Kendra Scott is distributing 2,000 books through First Book to children affected by the COVID-19 crisis, so any purchase of this charm has an immediate impact.

The Kendra Scott Literacy charm is available in gold, rose gold, vintage silver, and vintage gold. I purchased the vintage silver charm to match my charm bracelet.

The included removable bail is very easy to use. You flip it open, place it around the desired link in a bracelet or around a necklace chain, and then close it. It is very secure and I don't think it would come undone on its own.

As for the charm itself, it is heavier than my James Avery charms. I wouldn't do a whole bracelet of Kendra Scott charms. But a few won't cause a bracelet to weigh too much. The front of the charm is stamped with the Kendra Scott symbol and you can open it to read the words "Be Kind. Do Good."

Opened charm
Closed charm
I like seeing this charm on my bracelet. It represents my love of books and helps engender that love within a new generation. I think it was worth the $35 I paid for it and will hang on my charm bracelet for a long time to come. I recommend the Kendra Scott Literacy Charm to any book lover.


World Book Day 2020!

World Book Day is today! This is the 25th anniversary of the celebration of reading, publishing, and copyright.

The UK and Ireland charitable organization for World Book Day has all sorts of cool stay-at-home ideas and author and illustrator masterclasses you can watch.

Amazon has made nine international Kindle books free to download in celebration, ranging from nonfiction to children's books.

I'm most excited for Hard Rain by Irma Venter, with a translation by Elsa Silke.

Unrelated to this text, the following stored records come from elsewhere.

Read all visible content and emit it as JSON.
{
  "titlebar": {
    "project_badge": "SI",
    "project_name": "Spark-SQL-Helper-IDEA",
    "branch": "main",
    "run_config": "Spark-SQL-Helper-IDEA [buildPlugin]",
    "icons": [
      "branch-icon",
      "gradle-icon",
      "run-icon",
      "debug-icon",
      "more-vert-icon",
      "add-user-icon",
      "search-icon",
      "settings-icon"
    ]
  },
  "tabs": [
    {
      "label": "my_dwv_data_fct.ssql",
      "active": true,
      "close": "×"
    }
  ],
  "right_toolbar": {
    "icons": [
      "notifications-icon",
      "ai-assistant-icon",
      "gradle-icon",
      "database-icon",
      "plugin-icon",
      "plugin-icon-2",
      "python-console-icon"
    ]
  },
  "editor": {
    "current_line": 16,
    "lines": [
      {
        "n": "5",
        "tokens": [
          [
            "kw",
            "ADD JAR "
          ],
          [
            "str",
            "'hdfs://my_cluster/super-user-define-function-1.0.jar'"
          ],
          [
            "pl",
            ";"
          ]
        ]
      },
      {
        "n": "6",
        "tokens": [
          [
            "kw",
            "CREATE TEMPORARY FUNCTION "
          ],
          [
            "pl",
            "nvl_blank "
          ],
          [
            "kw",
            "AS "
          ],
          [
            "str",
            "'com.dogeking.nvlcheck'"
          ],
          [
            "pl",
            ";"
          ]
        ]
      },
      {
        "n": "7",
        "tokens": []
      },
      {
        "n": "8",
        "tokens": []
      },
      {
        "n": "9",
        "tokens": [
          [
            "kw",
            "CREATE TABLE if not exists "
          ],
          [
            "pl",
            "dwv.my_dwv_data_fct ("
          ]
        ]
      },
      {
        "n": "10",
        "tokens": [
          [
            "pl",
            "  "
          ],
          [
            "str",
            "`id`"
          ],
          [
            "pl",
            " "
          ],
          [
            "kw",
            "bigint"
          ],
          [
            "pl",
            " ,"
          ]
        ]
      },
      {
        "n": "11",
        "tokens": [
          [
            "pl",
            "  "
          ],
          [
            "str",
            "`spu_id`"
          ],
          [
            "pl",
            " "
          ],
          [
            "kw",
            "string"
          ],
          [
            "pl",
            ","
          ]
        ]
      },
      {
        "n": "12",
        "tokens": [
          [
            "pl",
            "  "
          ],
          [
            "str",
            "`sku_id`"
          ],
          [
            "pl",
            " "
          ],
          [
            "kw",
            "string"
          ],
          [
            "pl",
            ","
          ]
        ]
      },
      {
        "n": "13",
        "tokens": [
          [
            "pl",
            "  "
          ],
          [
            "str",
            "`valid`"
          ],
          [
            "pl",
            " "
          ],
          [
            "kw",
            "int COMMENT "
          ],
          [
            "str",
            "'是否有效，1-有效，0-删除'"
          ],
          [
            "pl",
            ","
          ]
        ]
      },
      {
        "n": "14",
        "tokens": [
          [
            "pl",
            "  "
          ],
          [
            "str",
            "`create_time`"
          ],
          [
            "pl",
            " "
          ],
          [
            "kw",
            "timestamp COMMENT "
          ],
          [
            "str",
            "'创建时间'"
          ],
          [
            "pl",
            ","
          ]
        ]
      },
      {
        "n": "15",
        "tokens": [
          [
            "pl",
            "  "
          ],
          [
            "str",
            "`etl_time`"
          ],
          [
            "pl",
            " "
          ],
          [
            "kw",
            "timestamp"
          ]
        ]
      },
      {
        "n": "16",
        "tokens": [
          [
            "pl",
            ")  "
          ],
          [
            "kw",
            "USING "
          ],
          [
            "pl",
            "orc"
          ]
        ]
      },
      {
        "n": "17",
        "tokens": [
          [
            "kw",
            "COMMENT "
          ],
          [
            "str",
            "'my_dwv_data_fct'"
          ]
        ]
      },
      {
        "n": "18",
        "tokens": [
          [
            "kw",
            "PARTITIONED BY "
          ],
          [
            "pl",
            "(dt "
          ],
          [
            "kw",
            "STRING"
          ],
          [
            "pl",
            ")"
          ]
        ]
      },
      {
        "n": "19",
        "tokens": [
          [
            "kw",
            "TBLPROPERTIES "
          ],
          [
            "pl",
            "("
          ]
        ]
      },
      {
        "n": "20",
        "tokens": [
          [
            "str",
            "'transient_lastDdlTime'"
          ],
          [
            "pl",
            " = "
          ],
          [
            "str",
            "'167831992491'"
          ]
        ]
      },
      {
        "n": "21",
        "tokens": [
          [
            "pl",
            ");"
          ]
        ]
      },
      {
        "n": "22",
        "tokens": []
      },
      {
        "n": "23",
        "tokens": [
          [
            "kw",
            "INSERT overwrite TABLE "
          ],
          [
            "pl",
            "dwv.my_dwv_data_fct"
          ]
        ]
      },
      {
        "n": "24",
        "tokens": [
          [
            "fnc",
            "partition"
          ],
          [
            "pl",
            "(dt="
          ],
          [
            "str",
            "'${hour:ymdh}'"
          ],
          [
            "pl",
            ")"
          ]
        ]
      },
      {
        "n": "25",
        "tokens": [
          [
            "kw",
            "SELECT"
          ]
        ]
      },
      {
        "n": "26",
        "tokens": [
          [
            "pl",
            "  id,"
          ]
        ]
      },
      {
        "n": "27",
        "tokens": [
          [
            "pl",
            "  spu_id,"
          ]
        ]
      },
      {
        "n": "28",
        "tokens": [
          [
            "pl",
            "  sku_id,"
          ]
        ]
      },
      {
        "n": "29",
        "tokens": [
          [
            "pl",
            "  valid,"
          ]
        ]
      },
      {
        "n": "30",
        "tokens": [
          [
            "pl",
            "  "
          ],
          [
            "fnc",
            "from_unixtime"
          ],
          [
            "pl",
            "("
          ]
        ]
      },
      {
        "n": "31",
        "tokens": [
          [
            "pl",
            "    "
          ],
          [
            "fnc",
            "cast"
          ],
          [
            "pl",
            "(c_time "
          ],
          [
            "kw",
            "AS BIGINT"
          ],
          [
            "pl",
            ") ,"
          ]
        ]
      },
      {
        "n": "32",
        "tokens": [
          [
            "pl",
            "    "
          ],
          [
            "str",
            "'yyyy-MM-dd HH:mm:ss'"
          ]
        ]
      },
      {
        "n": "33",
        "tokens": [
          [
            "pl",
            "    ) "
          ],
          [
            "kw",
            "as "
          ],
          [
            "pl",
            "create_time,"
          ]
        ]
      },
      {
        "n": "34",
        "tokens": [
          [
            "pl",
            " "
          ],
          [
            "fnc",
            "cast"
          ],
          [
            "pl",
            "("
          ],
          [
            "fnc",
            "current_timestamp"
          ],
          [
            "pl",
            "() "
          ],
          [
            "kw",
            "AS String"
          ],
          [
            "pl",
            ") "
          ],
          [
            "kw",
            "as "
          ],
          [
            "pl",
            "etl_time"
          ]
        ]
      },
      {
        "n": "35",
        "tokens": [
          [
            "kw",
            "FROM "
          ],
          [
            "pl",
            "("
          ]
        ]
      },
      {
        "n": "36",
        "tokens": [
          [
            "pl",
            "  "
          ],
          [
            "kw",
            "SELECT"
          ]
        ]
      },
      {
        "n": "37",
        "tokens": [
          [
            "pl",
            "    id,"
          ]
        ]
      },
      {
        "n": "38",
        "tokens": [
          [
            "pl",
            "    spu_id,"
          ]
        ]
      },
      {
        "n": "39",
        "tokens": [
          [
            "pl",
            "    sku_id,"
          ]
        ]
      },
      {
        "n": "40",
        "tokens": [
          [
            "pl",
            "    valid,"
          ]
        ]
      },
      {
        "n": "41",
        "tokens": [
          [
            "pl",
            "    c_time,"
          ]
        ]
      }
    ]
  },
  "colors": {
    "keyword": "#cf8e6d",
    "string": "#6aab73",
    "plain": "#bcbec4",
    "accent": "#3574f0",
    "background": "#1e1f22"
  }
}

Chaos, murder, and a hint of sizzling romance descend on East Africa in this electrifying page-turner of a mystery.
Hard Rain
Hard Rain cover
Journalist Alex Derksen’s new assignment in Tanzania should be easy, but he soon finds himself on the wrong side of the news. It starts when he meets Ranna, a beautiful photographer with something to hide. Alex stopped believing in love a long time ago, yet here in the middle of East Africa, it’s found him again.
Alex knows a thing or two about chaos—wherever he goes, it follows. When an IT billionaire washes up onshore after seasonal flooding, he finds himself at the center of an investigation with Ranna as the main suspect. It turns out she may have a good reason for hiding her past.
Wherever she goes, murder follows.
Alex should be used to these cat-and-mouse games, but this time it’s different. Should he listen to his heart and help Ranna hide the bloody trail leading to her? Or should he use his head and run for his life?